The largest ETF in the market, at a market-cap of about $41 billion, the SPDR (SPY) is the most well known fund that tracks the S&P 500, but there are many others like it. In addition to tracking the famous benchmark, these ETFs also include special characteristics which enable them to sometimes outperform the benchmark.
The first on the list is the ProShares Credit Suisse 130/30 (CSM), which tracks a benchmark that established either long or short positions in S&P 500 equities by applying rules-based rankings and weighting methodology. The fund establishes a 100% long position in the S&P 500, then sells 30% of the value of the portfolio in holdings that are expected to decline in value and then uses the proceeds from its sales to establish long positions in holdings that are expected to outperform. Since its inception, it has outperformed the S&P 500.
Next on the list is the RevenueShares Large Cap Fund (RWL) which maintains similar holdings to the S&P 500 but utilizes a top-line revenue approach, as opposed to a market-cap approach, to determine the weightings given to each holding. This strategy often results in the ETF investing heavily in companies with a low price-to-revenue ratio which can result in a significantly different composition.
The Rydex S&P Equal Weight ETF (RSP) maintains nearly identical holdings to the S&P 500, but gives an equal weighting to each individual stock, 0.20% to each of the 500 stocks. Utilizing this strategy makes it less likely to overweight overvalued stocks and underweight undervalued stocks. RSP top 10 holdings account for a mere 2.5% of its asset base as compared to nearly 20% for SPY ‘s ten largest holdings.

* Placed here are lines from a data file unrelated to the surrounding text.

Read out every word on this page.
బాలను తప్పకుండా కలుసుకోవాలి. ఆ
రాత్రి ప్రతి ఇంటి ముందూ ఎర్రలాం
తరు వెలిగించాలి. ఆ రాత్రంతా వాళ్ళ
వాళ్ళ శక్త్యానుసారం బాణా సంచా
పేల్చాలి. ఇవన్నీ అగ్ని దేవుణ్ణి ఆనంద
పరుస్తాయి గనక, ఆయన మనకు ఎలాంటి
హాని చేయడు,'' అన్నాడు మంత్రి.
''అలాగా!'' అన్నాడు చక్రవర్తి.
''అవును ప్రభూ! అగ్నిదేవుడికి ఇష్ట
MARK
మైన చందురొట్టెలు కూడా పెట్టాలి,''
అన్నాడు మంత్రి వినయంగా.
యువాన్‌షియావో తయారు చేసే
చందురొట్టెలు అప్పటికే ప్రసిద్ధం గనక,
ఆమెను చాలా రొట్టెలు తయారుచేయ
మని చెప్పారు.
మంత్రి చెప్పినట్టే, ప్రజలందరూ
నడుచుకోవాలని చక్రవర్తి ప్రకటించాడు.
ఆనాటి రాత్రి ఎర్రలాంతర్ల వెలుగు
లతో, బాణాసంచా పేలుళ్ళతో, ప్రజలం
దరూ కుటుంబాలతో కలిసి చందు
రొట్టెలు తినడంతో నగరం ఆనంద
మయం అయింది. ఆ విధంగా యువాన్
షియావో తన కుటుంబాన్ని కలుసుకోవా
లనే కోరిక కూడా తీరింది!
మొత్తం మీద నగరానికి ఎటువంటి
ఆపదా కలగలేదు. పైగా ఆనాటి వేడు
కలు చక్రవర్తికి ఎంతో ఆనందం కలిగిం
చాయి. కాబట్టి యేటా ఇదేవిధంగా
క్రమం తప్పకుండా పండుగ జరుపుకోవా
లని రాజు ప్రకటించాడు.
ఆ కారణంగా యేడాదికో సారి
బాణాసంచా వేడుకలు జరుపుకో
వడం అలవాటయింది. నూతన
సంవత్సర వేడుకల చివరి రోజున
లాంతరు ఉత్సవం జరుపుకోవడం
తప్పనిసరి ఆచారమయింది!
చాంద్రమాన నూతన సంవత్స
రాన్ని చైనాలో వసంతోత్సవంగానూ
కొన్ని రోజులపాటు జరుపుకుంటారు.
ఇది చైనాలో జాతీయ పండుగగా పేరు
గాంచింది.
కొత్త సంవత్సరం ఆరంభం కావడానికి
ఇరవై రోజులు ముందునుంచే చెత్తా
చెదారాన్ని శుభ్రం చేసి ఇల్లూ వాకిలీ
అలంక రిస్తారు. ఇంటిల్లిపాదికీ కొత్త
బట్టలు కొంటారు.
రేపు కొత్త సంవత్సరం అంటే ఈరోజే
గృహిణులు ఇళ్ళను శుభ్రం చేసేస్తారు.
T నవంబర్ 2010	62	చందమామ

Lastly, there is the WisdomTree Earnings 500 Fund (EPS), which is based on a benchmark that measures the performance of the earnings-generating companies within the large-cap segment of the U.S. stock market. One eligibility requirement to be included in the ETF is that a company must be incorporated in the U.S. and have posted positive earnings in each of its previous four fiscal quarters. Naturally, larger weightings are given to companies with higher earnings and companies that are included in the S&P 500 with negative earnings are not even considered.
These deviations and strategies taken by the aforementioned ETFs seem to be innovative and unique and some have resulted in an outperformance when measured up against the S&P 500.